Organisasi Kesehatan Dunia (WHO) mengatakan belum diketahui apakah seorang wanita hamil dengan COVID-19 dapat menularkan virus ke janin atau bayinya selama kehamilan atau persalinan. Hingga saat ini, virus aktif belum ditemukan pada sampel cairan pada bayi di dalam kandungan atau di ASI. 

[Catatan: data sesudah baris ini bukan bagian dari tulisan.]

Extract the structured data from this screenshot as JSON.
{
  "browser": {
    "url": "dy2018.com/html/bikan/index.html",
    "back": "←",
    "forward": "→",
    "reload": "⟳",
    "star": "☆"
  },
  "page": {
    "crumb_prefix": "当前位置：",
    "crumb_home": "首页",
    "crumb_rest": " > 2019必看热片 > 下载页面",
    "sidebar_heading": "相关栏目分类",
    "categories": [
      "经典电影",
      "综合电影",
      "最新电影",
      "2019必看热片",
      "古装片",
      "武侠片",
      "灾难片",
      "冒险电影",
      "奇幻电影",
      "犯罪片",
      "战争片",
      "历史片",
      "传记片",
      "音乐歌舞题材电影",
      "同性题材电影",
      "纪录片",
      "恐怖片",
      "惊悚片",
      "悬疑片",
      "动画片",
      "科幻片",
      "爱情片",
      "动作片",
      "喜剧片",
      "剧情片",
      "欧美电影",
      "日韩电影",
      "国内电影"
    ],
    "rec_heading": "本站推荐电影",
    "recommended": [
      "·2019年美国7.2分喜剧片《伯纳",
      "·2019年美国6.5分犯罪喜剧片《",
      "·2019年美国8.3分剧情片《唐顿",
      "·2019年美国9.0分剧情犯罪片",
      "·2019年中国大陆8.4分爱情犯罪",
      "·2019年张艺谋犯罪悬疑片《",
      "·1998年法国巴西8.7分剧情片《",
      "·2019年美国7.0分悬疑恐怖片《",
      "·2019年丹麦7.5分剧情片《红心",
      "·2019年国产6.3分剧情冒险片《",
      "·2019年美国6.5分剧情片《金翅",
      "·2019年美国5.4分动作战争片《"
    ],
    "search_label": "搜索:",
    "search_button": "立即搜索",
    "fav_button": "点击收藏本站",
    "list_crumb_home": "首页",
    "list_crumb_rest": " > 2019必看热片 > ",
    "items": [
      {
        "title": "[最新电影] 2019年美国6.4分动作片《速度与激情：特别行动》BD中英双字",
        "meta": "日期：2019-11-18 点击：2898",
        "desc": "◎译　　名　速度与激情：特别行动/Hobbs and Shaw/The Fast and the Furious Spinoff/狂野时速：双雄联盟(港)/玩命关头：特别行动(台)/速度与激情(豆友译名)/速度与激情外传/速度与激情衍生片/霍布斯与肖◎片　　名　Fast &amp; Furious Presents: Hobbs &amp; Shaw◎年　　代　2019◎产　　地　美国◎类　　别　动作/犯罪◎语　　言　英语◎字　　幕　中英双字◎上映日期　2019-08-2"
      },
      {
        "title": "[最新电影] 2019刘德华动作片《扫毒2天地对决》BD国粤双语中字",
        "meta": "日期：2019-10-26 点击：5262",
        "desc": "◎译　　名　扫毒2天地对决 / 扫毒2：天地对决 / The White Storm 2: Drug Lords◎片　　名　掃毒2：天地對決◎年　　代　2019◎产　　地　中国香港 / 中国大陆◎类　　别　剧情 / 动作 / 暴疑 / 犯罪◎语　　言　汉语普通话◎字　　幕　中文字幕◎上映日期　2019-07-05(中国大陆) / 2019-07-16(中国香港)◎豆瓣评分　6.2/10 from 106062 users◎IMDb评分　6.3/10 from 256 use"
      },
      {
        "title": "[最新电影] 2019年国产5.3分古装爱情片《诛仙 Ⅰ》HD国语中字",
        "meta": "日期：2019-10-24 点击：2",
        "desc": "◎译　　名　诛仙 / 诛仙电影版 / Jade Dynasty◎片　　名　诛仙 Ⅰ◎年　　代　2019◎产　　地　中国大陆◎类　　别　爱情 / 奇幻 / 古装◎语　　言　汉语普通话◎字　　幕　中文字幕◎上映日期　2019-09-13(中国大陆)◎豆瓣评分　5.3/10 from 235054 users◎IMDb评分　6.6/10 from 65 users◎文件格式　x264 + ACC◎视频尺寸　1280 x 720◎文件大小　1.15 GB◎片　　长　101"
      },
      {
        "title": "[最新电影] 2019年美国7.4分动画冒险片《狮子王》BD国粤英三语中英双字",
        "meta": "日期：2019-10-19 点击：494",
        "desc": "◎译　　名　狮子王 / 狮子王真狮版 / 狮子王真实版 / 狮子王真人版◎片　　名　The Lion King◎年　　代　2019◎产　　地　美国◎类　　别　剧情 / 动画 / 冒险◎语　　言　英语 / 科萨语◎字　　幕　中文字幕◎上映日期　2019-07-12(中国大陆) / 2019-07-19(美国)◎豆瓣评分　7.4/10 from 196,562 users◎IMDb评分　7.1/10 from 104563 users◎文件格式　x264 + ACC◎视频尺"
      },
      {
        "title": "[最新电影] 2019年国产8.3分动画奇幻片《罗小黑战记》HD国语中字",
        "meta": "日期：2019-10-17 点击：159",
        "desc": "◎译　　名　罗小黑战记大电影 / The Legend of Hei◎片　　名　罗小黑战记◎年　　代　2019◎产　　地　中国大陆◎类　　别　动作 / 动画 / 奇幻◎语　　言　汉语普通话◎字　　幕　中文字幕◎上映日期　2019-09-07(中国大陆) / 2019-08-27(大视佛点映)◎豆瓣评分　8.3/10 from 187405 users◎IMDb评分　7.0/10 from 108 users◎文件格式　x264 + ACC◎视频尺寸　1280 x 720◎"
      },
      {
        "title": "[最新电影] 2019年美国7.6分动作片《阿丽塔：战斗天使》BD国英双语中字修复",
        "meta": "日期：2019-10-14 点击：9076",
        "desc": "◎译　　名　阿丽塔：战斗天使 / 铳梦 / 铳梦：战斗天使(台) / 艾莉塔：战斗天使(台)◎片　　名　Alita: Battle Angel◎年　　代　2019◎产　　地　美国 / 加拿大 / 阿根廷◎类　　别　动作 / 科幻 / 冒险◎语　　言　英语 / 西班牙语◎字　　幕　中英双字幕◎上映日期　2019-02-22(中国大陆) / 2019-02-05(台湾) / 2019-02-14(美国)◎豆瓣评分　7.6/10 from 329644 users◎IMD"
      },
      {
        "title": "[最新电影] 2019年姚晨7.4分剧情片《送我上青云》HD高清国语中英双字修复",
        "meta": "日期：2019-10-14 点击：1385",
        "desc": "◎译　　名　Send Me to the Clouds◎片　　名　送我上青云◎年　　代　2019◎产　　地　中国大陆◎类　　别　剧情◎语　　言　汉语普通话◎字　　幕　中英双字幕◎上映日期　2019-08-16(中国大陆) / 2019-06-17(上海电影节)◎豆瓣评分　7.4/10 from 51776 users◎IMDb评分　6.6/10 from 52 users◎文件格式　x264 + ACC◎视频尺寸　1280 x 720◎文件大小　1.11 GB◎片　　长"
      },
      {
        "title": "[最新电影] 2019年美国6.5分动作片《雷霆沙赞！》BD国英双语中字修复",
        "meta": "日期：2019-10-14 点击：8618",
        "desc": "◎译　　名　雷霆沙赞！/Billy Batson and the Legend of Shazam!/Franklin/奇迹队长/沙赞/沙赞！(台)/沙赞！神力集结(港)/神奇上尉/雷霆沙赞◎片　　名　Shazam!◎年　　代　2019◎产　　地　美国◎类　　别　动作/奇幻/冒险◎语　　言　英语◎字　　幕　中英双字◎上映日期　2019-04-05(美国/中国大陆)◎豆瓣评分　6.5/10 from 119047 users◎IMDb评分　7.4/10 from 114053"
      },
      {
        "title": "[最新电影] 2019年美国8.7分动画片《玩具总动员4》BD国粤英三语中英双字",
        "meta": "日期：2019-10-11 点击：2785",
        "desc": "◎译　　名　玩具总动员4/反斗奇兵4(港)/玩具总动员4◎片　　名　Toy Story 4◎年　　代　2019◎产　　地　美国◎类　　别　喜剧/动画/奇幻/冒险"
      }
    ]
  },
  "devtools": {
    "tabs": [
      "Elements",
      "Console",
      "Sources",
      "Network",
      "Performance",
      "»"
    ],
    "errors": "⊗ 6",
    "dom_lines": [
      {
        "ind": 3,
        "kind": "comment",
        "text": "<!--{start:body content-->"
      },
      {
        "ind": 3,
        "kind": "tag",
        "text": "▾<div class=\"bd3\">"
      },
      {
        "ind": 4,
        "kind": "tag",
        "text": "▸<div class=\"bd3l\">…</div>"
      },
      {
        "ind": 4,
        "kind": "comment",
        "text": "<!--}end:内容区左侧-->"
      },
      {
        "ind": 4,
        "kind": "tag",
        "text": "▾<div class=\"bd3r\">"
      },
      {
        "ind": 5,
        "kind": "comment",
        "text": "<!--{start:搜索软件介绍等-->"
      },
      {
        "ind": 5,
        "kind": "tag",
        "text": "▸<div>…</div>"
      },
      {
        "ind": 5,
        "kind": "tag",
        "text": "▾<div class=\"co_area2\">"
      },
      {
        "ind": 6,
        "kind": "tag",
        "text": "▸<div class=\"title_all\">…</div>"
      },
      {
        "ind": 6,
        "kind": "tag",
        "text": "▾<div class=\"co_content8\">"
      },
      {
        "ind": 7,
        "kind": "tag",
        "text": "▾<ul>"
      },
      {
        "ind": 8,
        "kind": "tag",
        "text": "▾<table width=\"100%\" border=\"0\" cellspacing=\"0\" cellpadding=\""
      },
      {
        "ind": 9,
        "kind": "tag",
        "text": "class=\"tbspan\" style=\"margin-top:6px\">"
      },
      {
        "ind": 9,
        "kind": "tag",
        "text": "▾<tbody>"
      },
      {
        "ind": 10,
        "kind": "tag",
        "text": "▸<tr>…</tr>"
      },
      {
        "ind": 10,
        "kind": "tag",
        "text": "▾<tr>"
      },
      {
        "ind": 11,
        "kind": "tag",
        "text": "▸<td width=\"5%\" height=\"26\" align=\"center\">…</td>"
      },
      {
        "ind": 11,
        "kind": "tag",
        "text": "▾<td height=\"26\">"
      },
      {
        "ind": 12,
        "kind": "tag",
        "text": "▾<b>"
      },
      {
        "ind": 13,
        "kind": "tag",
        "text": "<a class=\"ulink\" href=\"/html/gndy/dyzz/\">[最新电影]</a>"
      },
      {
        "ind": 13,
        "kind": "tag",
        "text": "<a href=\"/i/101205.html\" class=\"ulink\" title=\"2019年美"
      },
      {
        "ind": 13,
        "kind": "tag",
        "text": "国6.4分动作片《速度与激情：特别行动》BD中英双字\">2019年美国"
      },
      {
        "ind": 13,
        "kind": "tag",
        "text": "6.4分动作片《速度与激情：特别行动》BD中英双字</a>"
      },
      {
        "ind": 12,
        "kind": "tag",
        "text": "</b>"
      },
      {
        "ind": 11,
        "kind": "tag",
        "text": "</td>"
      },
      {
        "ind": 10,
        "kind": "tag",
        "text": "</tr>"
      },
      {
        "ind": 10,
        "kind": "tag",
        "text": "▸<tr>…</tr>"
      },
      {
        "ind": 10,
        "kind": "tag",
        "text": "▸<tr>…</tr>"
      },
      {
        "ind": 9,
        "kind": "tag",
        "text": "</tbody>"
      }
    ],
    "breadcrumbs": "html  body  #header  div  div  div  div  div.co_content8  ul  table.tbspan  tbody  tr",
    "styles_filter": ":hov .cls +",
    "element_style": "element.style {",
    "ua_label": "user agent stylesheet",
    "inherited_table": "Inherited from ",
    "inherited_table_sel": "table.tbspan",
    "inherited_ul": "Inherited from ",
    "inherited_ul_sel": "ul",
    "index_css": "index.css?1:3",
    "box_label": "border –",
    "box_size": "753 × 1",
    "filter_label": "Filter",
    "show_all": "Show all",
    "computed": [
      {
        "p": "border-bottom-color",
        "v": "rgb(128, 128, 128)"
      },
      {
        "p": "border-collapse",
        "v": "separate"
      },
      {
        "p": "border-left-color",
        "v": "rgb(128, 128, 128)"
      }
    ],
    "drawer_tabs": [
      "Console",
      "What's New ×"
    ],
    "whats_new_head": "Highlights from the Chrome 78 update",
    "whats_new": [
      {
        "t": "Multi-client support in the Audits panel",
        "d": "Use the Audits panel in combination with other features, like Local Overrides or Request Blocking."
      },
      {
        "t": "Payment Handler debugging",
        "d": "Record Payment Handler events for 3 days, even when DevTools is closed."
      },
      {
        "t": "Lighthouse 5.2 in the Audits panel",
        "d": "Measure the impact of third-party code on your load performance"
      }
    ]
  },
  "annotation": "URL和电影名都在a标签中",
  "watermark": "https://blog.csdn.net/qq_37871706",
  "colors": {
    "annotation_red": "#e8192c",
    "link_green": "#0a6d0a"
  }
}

Antibodi tak bertahan lama

Orang yang sembuh dari infeksi virus biasanya punya respons kekebalan dan mengembangkan proteksi terhadap penyakit bersangkutan. Sistem kekebalan tubuh memproduksi antibodi, yang mampu mengenali virusnya jika menyerang untuk kedua kali. Antibodi seyogyanya juga tahu cara memeranginya.

Namun dalam kasus virus corona baru, menurut penelitian yang dilakukan di rumah sakit Schwabing di Munchen Jerman yang dikutip Deutsche Welle menunjukkan adanya penyimpangan dari hal lazim itu. 

Pasalnya antibodi yang ada pada tubuh mantan pasien COVID-19 bisa menghilang hanya dalam waktu dua sampai tiga bulan. Dalam kondisi seperti ini, pasien bisa kembali terinfeksi virus corona karena tidak lagi memiliki perlindungan.

Adapun dokter di China melaporkan di jurnal Emerging Infectious Diseases, bahwa antibodi yang terdeteksi pada bayi dapat mengalami penurunan dari waktu ke waktu. Itu artinya, bayi yang memiliki antibodi warisan ibunya, belum pasti memiliki kekebalan terhadap virus corona baru atau SARS-CoV-2.